Algumas dessas séries estão sem novos lançamentos há mais de uma década, e muitos jogadores do Xbox pedem seu retorno há anos.

Mesmo que nenhuma delas seja vista como uma aposta capaz de transformar o mercado, o retorno dessas franquias pode ajudar a melhorar a percepção dos jogadores em relação à marca.

Para quem não conhece seu trabalho, Matthew Ball é um dos analistas mais respeitados da indústria de games. Ele é conhecido pelo relatório anual State of Video Gaming e por comandar a Epyllion, empresa de consultoria e investimentos que fundou.

Ao longo dos últimos anos, Ball defendeu a ideia de que o mercado de jogos cresce de forma menos uniforme do que os números gerais costumam indicar.

Segundo ele, recordes de receita convivem com redução de investimentos, margens mais apertadas e uma dependência cada vez maior de poucas franquias de grande sucesso.

Esse cenário ajuda a explicar por que ele defende que a Microsoft aproveite seu catálogo de propriedades intelectuais que estão paradas há anos.

O relatório publicado por Ball em fevereiro de 2026 apresenta um cenário complexo para o setor. O mercado continua crescendo, mas de forma desigual. Segundo o analista, os gastos globais com conteúdo atingiram um recorde em 2025.

Ainda assim, os recursos disponíveis para editoras ocidentais cresceram muito pouco ou até diminuíram em termos reais, dependendo do segmento analisado.

Os serviços de plataforma ganharam mais importância do que a venda tradicional de jogos para consoles.

Ball argumenta que boa parte do crescimento do mercado de consoles tem sido direcionada para assinaturas, e não para a compra direta de jogos.

Isso tem peso para o Xbox, já que o Game Pass ocupa uma posição central nessa mudança de comportamento.
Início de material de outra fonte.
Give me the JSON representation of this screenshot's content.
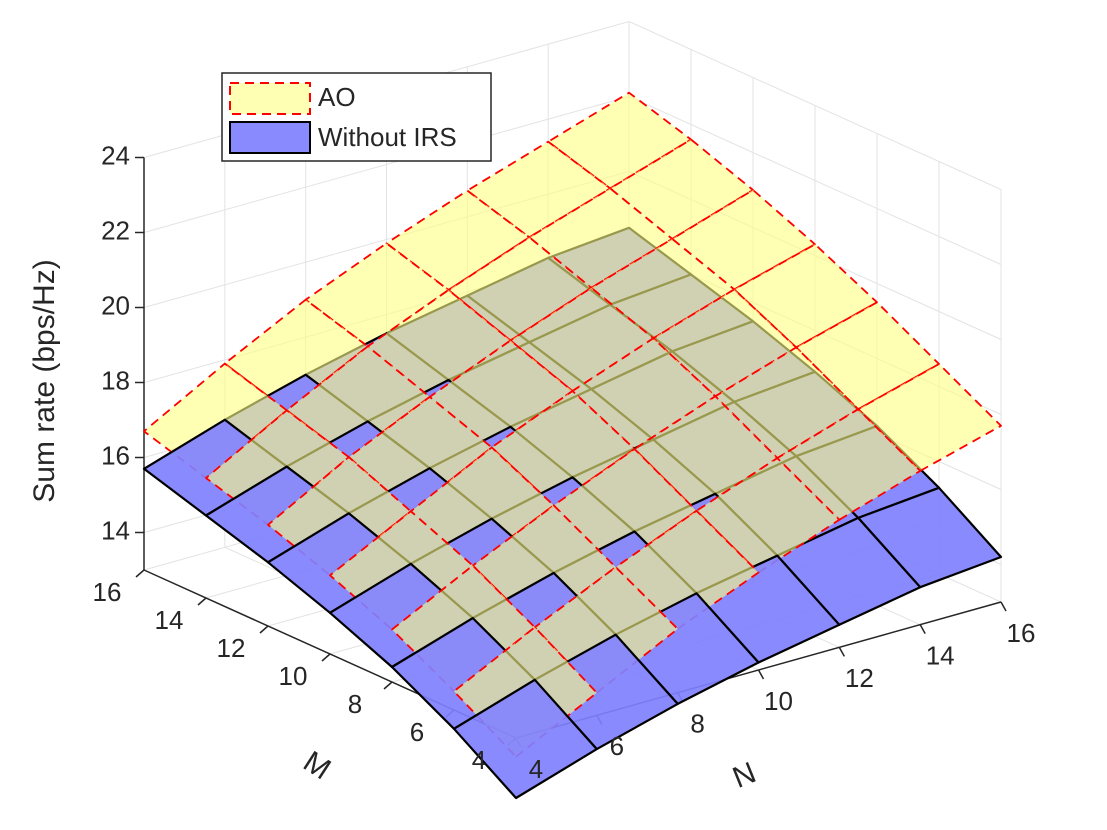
{
  "chart_data": {
    "type": "surface",
    "title": "",
    "xlabel": "N",
    "ylabel": "M",
    "zlabel": "Sum rate (bps/Hz)",
    "x": [
      4,
      6,
      8,
      10,
      12,
      14,
      16
    ],
    "y": [
      4,
      6,
      8,
      10,
      12,
      14,
      16
    ],
    "x_ticks": [
      "4",
      "6",
      "8",
      "10",
      "12",
      "14",
      "16"
    ],
    "y_ticks": [
      "4",
      "6",
      "8",
      "10",
      "12",
      "14",
      "16"
    ],
    "z_ticks": [
      "14",
      "16",
      "18",
      "20",
      "22",
      "24"
    ],
    "xlim": [
      4,
      16
    ],
    "ylim": [
      4,
      16
    ],
    "zlim": [
      13,
      24
    ],
    "grid": true,
    "legend_position": "top-left",
    "series": [
      {
        "name": "AO",
        "face_color": "#ffff80",
        "edge_color": "#ff0000",
        "edge_style": "dashed",
        "z": [
          [
            12.5,
            13.6,
            14.7,
            15.6,
            16.4,
            17.1,
            17.7
          ],
          [
            13.5,
            14.6,
            15.6,
            16.5,
            17.3,
            18.0,
            18.6
          ],
          [
            14.4,
            15.5,
            16.5,
            17.4,
            18.2,
            18.9,
            19.5
          ],
          [
            15.1,
            16.2,
            17.3,
            18.2,
            19.0,
            19.7,
            20.3
          ],
          [
            15.7,
            16.9,
            17.9,
            18.8,
            19.6,
            20.3,
            21.0
          ],
          [
            16.2,
            17.4,
            18.5,
            19.4,
            20.2,
            20.9,
            21.6
          ],
          [
            16.7,
            17.9,
            19.0,
            19.9,
            20.7,
            21.4,
            22.1
          ]
        ]
      },
      {
        "name": "Without IRS",
        "face_color": "#8080ff",
        "edge_color": "#000000",
        "edge_style": "solid",
        "z": [
          [
            11.4,
            12.1,
            12.7,
            13.2,
            13.6,
            14.0,
            14.2
          ],
          [
            12.5,
            13.2,
            13.8,
            14.3,
            14.7,
            15.1,
            15.3
          ],
          [
            13.4,
            14.1,
            14.7,
            15.2,
            15.6,
            16.0,
            16.2
          ],
          [
            14.1,
            14.8,
            15.4,
            15.9,
            16.3,
            16.7,
            16.9
          ],
          [
            14.7,
            15.4,
            16.0,
            16.5,
            16.9,
            17.3,
            17.5
          ],
          [
            15.2,
            15.9,
            16.5,
            17.0,
            17.4,
            17.8,
            18.0
          ],
          [
            15.7,
            16.4,
            17.0,
            17.5,
            17.9,
            18.3,
            18.5
          ]
        ]
      }
    ]
  }
}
O relatório também aponta que franquias antigas continuam concentrando grande parte da atenção dos jogadores.

Segundo os dados analisados por Ball, poucos sucessos históricos e grandes ecossistemas dominam a maior parte do tempo de jogo e dos gastos dos consumidores.

Nesse contexto, trazer de volta algumas franquias clássicas pode aumentar as chances de a Microsoft criar um novo sucesso de grande escala.

Curiosamente, Ball já havia trabalhado com a Microsoft em 2020 como consultor do Game Pass. Na época, ele produziu um extenso relatório analisando os pontos positivos e negativos dos modelos de assinatura.

Considerando as dificuldades da Microsoft para ampliar a base de assinantes do Game Pass e as mudanças frequentes na estratégia do serviço — incluindo um grande aumento de preço que foi parcialmente revertido recentemente —, é possível concluir que a empresa não seguiu todas as recomendações apresentadas pelo analista naquele período.